Nehmen wir eine simple Baufinanzierung über 1,2 Millionen Euro festgeschrieben auf 10 Jahre mit Zinssatz von 3,5 Prozent und 2 Prozent Tilgung. Sobald der Kreditvertrag zustande kommt, eröffnet die Buchhaltung der Bank gemäss Meldung des Kreditsachbearbeiters ein Kreditkonto und erfasst im Zentralrechner die im Vertrag vereinbarte Kreditline nebst Konditionen. Danach wird refinanziert. Schliesslich brauchen wir ja Geld für unseren Kunden. Der Kreditsachbearbeiter schickt also eine weitere Meldung über den Vertragsabschluss an den Schatzmeister der Bank (Treasurer).
Die Abteilung Treasury (Aktiv-Passiv-Steuerung) steuert Kundeneinlagen, Kredite und deren Tilgung sowie Zinszahlungen. Sie besorgt bei Bedarf Geld am Kapitalmarkt, verleiht es oder legt es bei der EZB an.

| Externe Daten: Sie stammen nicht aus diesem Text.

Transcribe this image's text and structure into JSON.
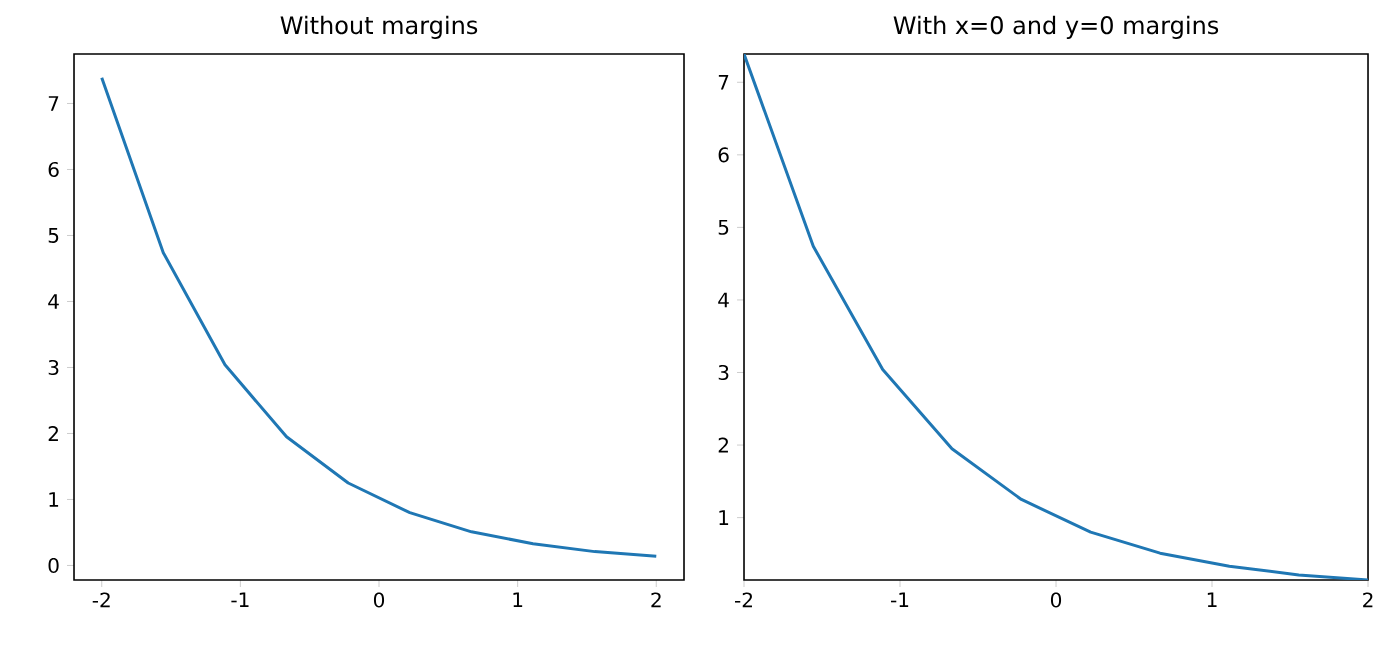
{
  "chart_data": [
    {
      "type": "line",
      "title": "Without margins",
      "color": "#1f77b4",
      "x": [
        -2,
        -1.556,
        -1.111,
        -0.667,
        -0.222,
        0.222,
        0.667,
        1.111,
        1.556,
        2
      ],
      "values": [
        7.39,
        4.74,
        3.04,
        1.95,
        1.25,
        0.8,
        0.51,
        0.33,
        0.21,
        0.14
      ],
      "xlim": [
        -2.2,
        2.2
      ],
      "ylim": [
        -0.22,
        7.75
      ],
      "xticks": [
        -2,
        -1,
        0,
        1,
        2
      ],
      "yticks": [
        0,
        1,
        2,
        3,
        4,
        5,
        6,
        7
      ]
    },
    {
      "type": "line",
      "title": "With x=0 and y=0 margins",
      "color": "#1f77b4",
      "x": [
        -2,
        -1.556,
        -1.111,
        -0.667,
        -0.222,
        0.222,
        0.667,
        1.111,
        1.556,
        2
      ],
      "values": [
        7.39,
        4.74,
        3.04,
        1.95,
        1.25,
        0.8,
        0.51,
        0.33,
        0.21,
        0.14
      ],
      "xlim": [
        -2,
        2
      ],
      "ylim": [
        0.14,
        7.39
      ],
      "xticks": [
        -2,
        -1,
        0,
        1,
        2
      ],
      "yticks": [
        1,
        2,
        3,
        4,
        5,
        6,
        7
      ]
    }
  ]
}
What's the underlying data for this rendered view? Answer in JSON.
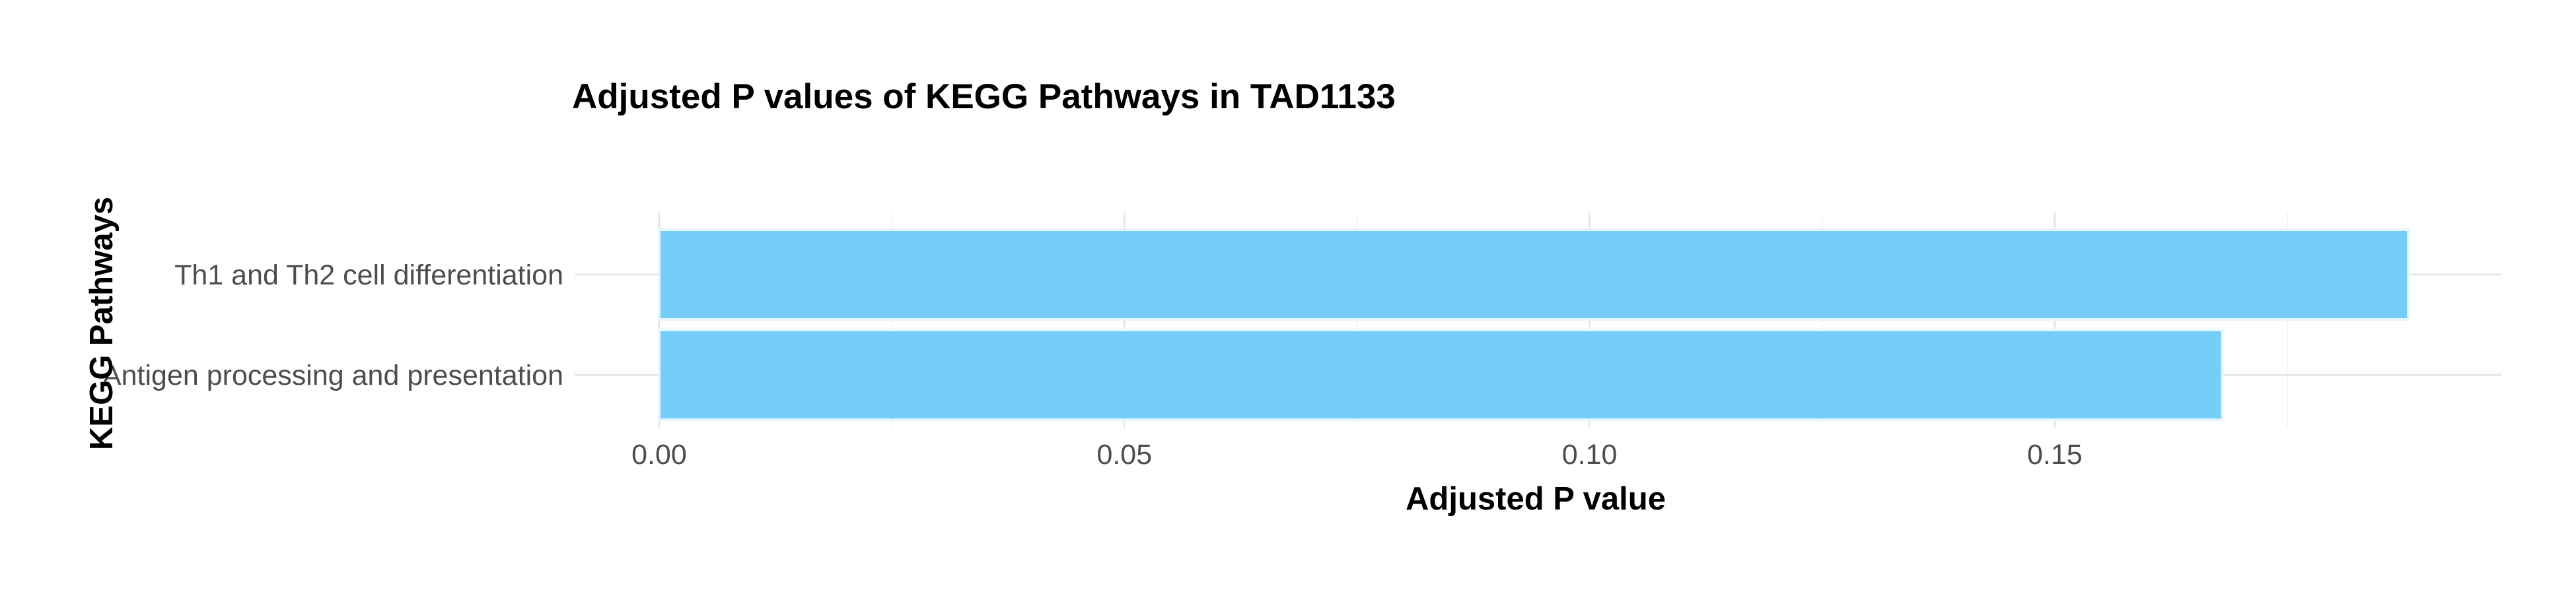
{
  "chart_data": {
    "type": "bar",
    "orientation": "horizontal",
    "title": "Adjusted P values of KEGG Pathways in TAD1133",
    "xlabel": "Adjusted P value",
    "ylabel": "KEGG Pathways",
    "categories": [
      "Th1 and Th2 cell differentiation",
      "Antigen processing and presentation"
    ],
    "values": [
      0.188,
      0.168
    ],
    "xlim": [
      0,
      0.198
    ],
    "xticks": [
      0.0,
      0.05,
      0.1,
      0.15
    ],
    "xtick_labels": [
      "0.00",
      "0.05",
      "0.10",
      "0.15"
    ],
    "grid": true,
    "legend": "none",
    "colors": {
      "bar_fill": "#74CEF9",
      "bar_outline": "#E6F5FF",
      "grid": "#E3E3E3",
      "background": "#FFFFFF"
    }
  }
}
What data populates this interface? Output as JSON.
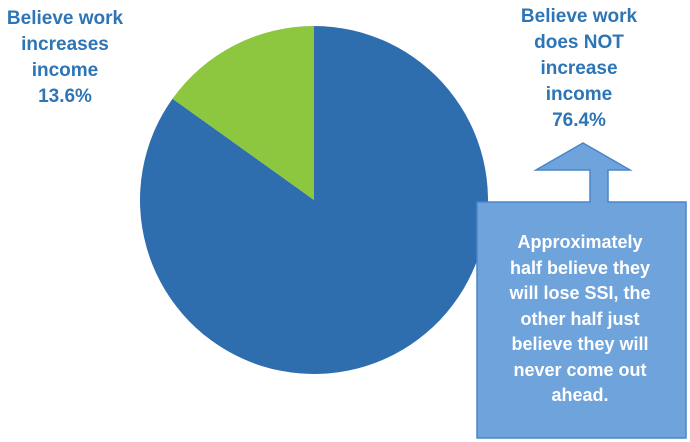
{
  "chart_data": {
    "type": "pie",
    "title": "",
    "slices": [
      {
        "label_lines": [
          "Believe work",
          "does NOT",
          "increase",
          "income"
        ],
        "value_text": "76.4%",
        "value": 76.4,
        "color": "#2e6dae"
      },
      {
        "label_lines": [
          "Believe work",
          "increases",
          "income"
        ],
        "value_text": "13.6%",
        "value": 13.6,
        "color": "#8dc63f"
      }
    ],
    "label_color": "#2e75b6"
  },
  "callout": {
    "text_lines": [
      "Approximately",
      "half believe they",
      "will lose SSI, the",
      "other half just",
      "believe they will",
      "never come out",
      "ahead."
    ],
    "fill": "#6fa3db",
    "stroke": "#4a86c8"
  }
}
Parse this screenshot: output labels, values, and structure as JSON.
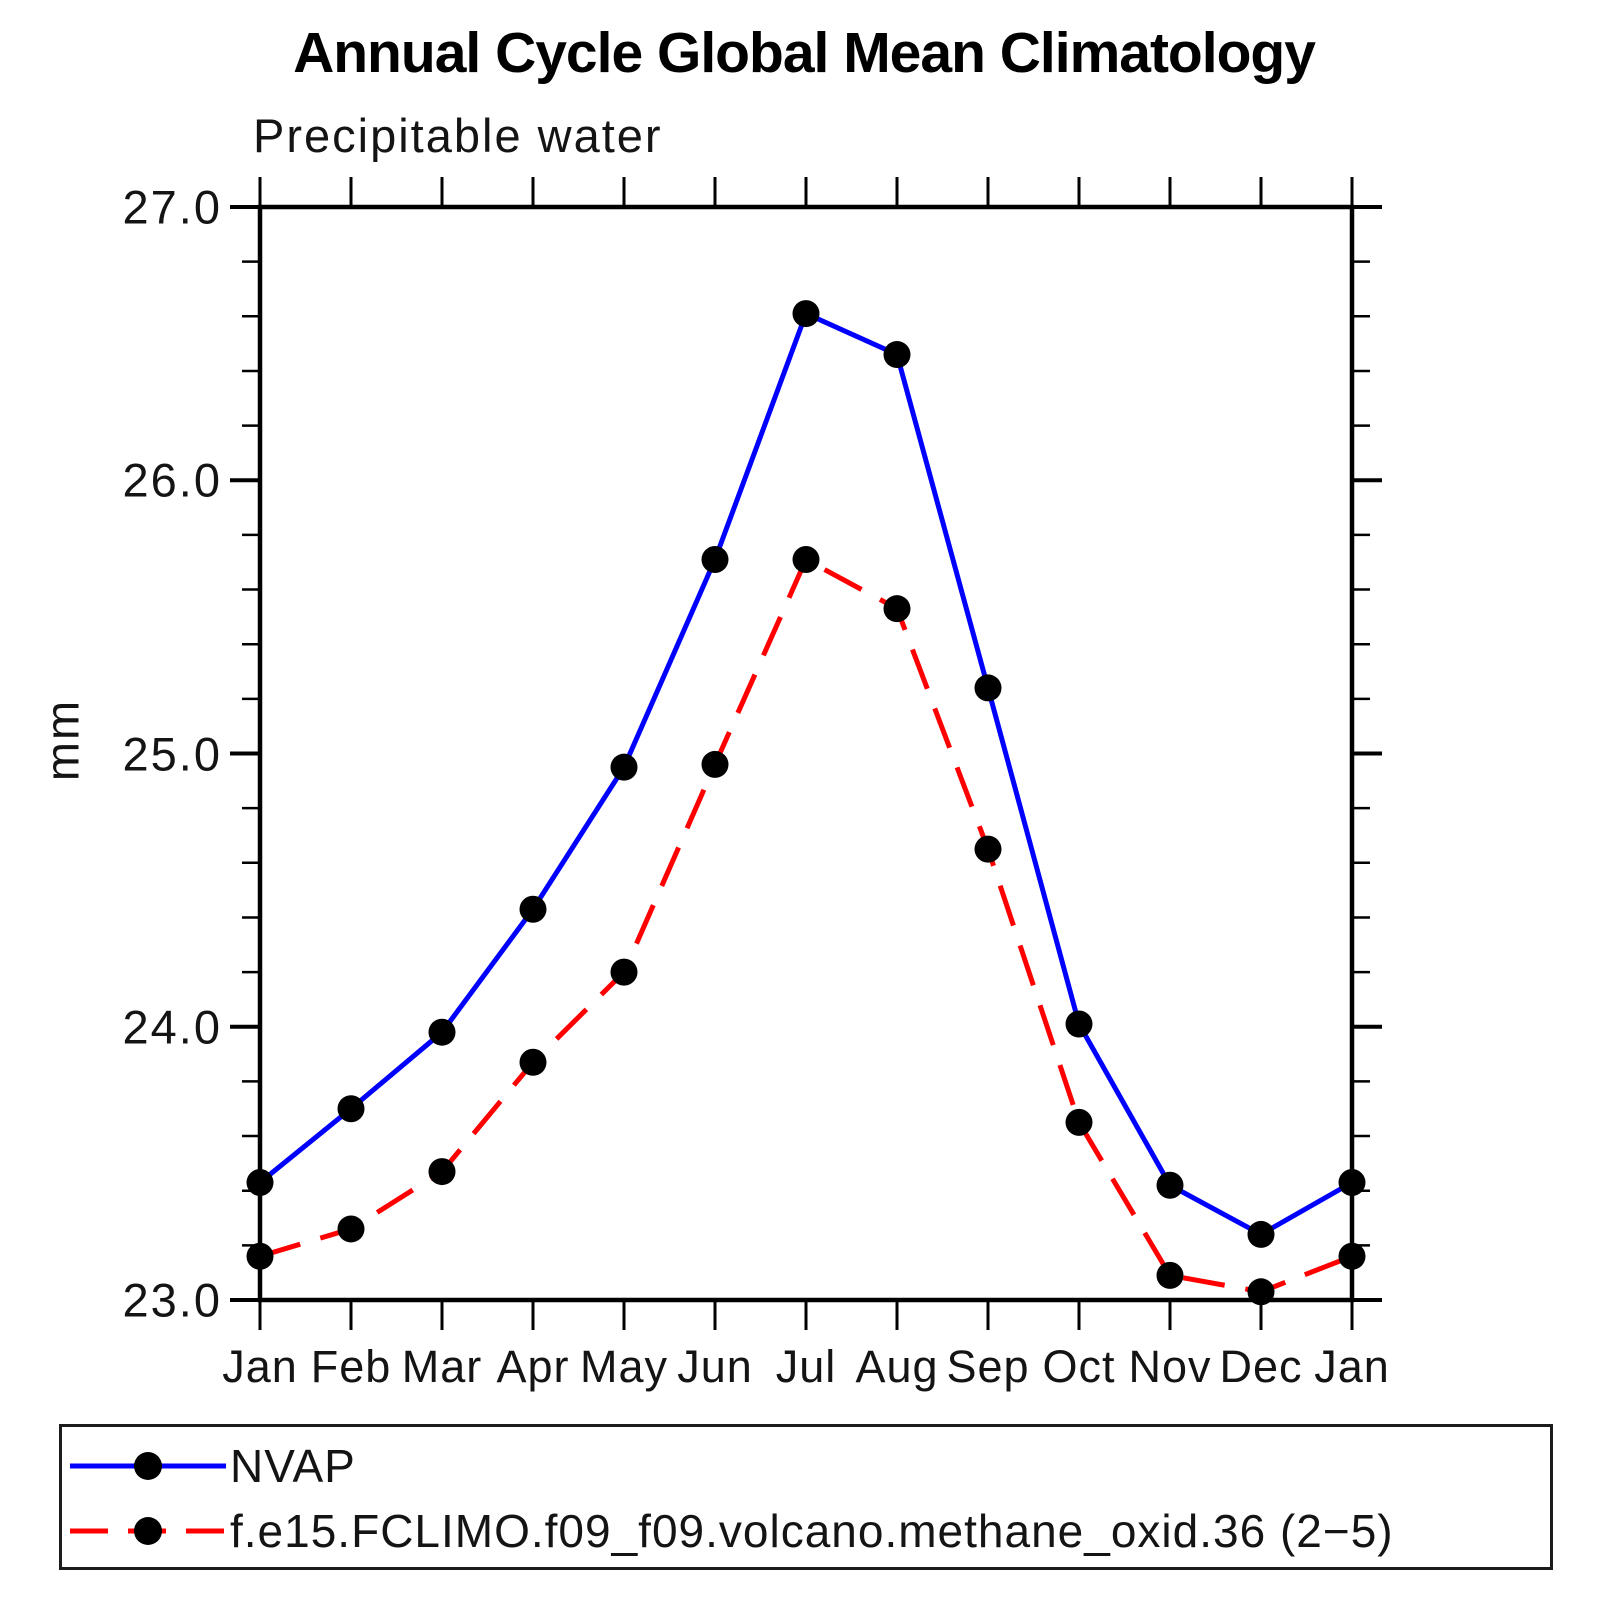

Hier tickern den ganzen Tag Zinssätze und Laufzeiten für Geldbeträge über die Bildschirme, werden Milliarden in Sekunden bewegt mit dem Ziel, die Liquidität der Bank bei möglichst geringen Kapitalkosten zu sichern.
Der Treasurer erhält also unsere Kreditmeldung über 1,2 Millionen Euro und leiht sich das Geld scheibchenweise am Kapitalmarkt, weil der Kunde seinen Kredit eben auch scheibchenweise monatlich tilgen wird. Bei einem Prozent Marge würde unser Schatzmeister die 1,2 Millionen zum Beispiel wie folgt am Geldmarkt von einer Versicherungsgesellschaft ausleihen:
900.000 Euro mit Zinssatz von 2,5 Prozent auf 10 Jahre
100.000 Euro mit Zinssatz von 2,3 Prozent auf 7 Jahre
100.000 Euro mit Zinssatz von 2,2 Prozent auf 3 Jahre
100.000 Euro mit Zinssatz von 2,3 Prozent auf 1 Jahr.
Die einzelnen Beträge ergeben sich aus dem Tilgungsplan. Die 1,2 Millionen Euro werden auf ein internes Konto gebucht und sobald der Kunde seinen Kredit oder Teile davon abruft, erhält die Buchhaltung wieder durch den Kreditsachbearbeiter die Anweisung wie viel wohin zu zahlen ist. Im nächtlichen Buchungslauf wird dann das Kreditkonto des Kunden mit dem Auszahlungsbetrag ins Soll gestellt. Der Saldo ist dann auf dem Kontoauszug zu sehen.
Bei Tilgung des Kredites läuft der Geldstrom in umgekehrter Richtung und am Ende der Festschreibungszeit (hier nach 10 Jahren) werden die Konditionen der Restschuld neu zwischen Kunde und Bank verhandelt. Der Treasurer gibt das geliehene Geld zurück und muss neue Schulden aufnehmen. Der gesamte Vorgang beginnt von vorn, bis der Kredit getilgt ist. Das ist weder Magie noch Hexenwerk.